DataFu Hourglass Docs

Community

Apache Software Foundation

Apache DataFu Hourglass

Concepts

Apache DataFu Hourglass is designed to make computations over sliding windows more efficient. For these types of computations, the input data is partitioned in some way, usually according to time, and the range of input data to process is adjusted as new data arrives. Hourglass works with input data that is partitioned by day, as this is a common scheme for partitioning temporal data.

We have found that two types of sliding window computations are extremely common in practice:

  • Fixed-length: the length of the window is set to some constant number of days and the entire window moves forward as new data becomes available. Example: a daily report summarizing the the number of visitors to a site from the past 30 days.
  • Fixed-start: the beginning of the window stays constant, but the end slides forward as new input data becomes available. Example: a daily report summarizing all visitors to a site since the site launched.

We designed Hourglass with these two use cases in mind. Our goal was to design building blocks that could efficiently solve these problems while maintaining a programming model familiar to developers of MapReduce jobs.

The two major building blocks of incremental processing with Hourglass are a pair of Hadoop jobs:

  • Partition-preserving: consumes partitioned input data and produces partitioned output.
  • Partition-collapsing: consumes partitioned input data and merges it to produce a single output.

We'll discuss these two jobs in the next two sections.

Partition-preserving job

In the partition-preserving job, input data that is partitioned by day is consumed and output data is produced that is also partitioned by day. This is equivalent to running one MapReduce job separately for each day of input data. Suppose that the input data is a page view event and the goal is to count the number of page views by member. This job would produce the page view counts per member, partitioned by day.

partition-preserving job

Partition-collapsing job

In the partition-collapsing job, input data that is partitioned by day is consumed and a single output is produced.

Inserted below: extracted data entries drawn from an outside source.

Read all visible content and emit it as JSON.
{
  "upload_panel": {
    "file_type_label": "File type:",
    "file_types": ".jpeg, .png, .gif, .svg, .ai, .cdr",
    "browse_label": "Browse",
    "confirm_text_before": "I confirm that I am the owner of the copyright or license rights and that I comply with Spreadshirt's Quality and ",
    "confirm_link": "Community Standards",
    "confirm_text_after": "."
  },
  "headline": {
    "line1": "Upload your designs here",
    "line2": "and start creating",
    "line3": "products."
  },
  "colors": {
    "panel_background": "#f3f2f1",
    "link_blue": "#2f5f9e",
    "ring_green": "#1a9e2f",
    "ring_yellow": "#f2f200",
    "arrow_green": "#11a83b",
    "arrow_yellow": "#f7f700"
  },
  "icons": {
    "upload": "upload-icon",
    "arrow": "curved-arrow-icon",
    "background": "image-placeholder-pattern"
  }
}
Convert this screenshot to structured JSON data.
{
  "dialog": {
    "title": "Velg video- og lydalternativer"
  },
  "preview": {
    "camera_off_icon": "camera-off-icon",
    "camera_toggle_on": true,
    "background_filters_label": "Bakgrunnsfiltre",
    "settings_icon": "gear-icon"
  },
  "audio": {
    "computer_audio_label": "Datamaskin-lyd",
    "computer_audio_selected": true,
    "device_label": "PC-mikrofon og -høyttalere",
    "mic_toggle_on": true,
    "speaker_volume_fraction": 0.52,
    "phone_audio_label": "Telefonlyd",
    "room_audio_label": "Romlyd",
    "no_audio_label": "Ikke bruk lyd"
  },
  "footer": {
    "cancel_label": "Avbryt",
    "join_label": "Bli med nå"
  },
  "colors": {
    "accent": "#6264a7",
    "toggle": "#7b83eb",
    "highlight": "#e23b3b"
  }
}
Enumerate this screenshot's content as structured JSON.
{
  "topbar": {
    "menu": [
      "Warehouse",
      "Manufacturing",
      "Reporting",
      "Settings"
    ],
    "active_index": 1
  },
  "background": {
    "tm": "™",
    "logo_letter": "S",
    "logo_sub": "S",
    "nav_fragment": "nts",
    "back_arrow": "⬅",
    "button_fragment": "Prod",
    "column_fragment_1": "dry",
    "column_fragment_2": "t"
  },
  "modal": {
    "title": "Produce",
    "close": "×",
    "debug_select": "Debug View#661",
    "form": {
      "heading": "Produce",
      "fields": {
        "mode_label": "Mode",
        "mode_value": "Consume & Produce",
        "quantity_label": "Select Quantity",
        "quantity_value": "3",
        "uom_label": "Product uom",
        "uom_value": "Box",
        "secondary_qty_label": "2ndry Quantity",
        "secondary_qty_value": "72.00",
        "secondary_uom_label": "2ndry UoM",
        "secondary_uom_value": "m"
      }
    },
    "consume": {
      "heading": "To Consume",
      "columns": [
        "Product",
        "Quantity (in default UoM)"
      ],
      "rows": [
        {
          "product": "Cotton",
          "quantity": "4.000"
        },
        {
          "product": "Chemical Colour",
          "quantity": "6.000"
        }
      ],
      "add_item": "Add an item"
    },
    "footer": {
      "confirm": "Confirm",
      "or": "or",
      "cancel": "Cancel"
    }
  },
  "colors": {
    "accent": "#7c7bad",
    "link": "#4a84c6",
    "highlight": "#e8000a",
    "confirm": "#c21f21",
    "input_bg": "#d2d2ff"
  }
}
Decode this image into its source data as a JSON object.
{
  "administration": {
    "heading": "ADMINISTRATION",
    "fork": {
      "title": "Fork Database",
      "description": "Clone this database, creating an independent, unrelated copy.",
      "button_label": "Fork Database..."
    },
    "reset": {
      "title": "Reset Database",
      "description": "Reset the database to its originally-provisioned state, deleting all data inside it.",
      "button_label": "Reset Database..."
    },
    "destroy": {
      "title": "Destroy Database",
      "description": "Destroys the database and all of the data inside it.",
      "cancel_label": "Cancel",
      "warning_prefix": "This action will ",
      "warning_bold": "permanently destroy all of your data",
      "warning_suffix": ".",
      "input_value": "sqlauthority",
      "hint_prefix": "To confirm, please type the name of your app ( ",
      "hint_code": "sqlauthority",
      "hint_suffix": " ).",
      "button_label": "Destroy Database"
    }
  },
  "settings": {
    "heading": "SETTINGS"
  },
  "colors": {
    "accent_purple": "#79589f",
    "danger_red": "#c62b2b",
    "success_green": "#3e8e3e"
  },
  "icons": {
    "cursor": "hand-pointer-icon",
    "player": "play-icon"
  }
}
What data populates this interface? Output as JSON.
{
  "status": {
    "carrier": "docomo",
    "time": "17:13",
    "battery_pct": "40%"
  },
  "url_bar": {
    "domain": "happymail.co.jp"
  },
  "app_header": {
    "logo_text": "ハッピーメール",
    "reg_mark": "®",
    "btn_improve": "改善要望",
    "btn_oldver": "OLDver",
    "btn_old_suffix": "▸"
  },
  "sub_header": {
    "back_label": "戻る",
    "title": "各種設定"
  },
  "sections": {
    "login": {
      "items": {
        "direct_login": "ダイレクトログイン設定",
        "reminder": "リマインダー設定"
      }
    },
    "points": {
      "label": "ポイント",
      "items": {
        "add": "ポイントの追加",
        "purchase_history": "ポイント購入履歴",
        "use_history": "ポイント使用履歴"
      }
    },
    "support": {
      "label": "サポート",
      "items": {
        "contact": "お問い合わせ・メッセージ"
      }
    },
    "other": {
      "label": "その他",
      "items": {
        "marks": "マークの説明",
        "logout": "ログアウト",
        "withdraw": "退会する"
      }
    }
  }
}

If the input data is a page view event and the goal is to count the number of page views by member, then this job would produce the page view counts per member over the entire n days.

partition-preserving job

Functionally, the partition-collapsing job is not too different from a standard MapReduce job. However, one very useful feature it has is the ability to reuse its previous output, enabling it to avoid reprocessing input data. So if day n+1 arrives, it can merge it with the previous output, without having to reprocess days 1 through n. For many aggregation problems, this makes the computation much more efficient.

partition-preserving job

Hourglass programming model

The Hourglass jobs are implemented as MapReduce jobs for Hadoop:

partition-preserving job

The map method receives values from the input data and, for each input, produces zero or more key-value pairs as output. Implementing the map operation is similar to implementing the same for Hadoop, just with a different interface. For the partition-preserving job, Hourglass automatically keeps the data partitioned by day, so the developer can focus purely on the application logic.

The reduce method receives each key and a list of values. For each key, it produces the same key and a single new value. In some cases, it could produce no output at all for a particular key. In a standard reduce implementation in Hadoop, the programmer is provided an interface to the list of values and is responsible for pulling each value from it. With an accumulator, this is reversed: the values are passed in one at a time and at most one value can be produced as output.

The combine method is optional and can be used as an optimization. Its purpose is to reduce the amount of data that is passed to the reducer, limiting I/O costs. Like the reducer, it also uses an accumulator. For each key, it produces the same key and a single new value, where the input and output values have the same type.

Hourglass uses Avro for all of the input and output data types in the diagram above, namely k, v, v2, and v3. One of the tasks when programming with Hourglass is to define the schemas for these types. The exception is the input schema, which is implicitly determined by the jobs when the input is inspected.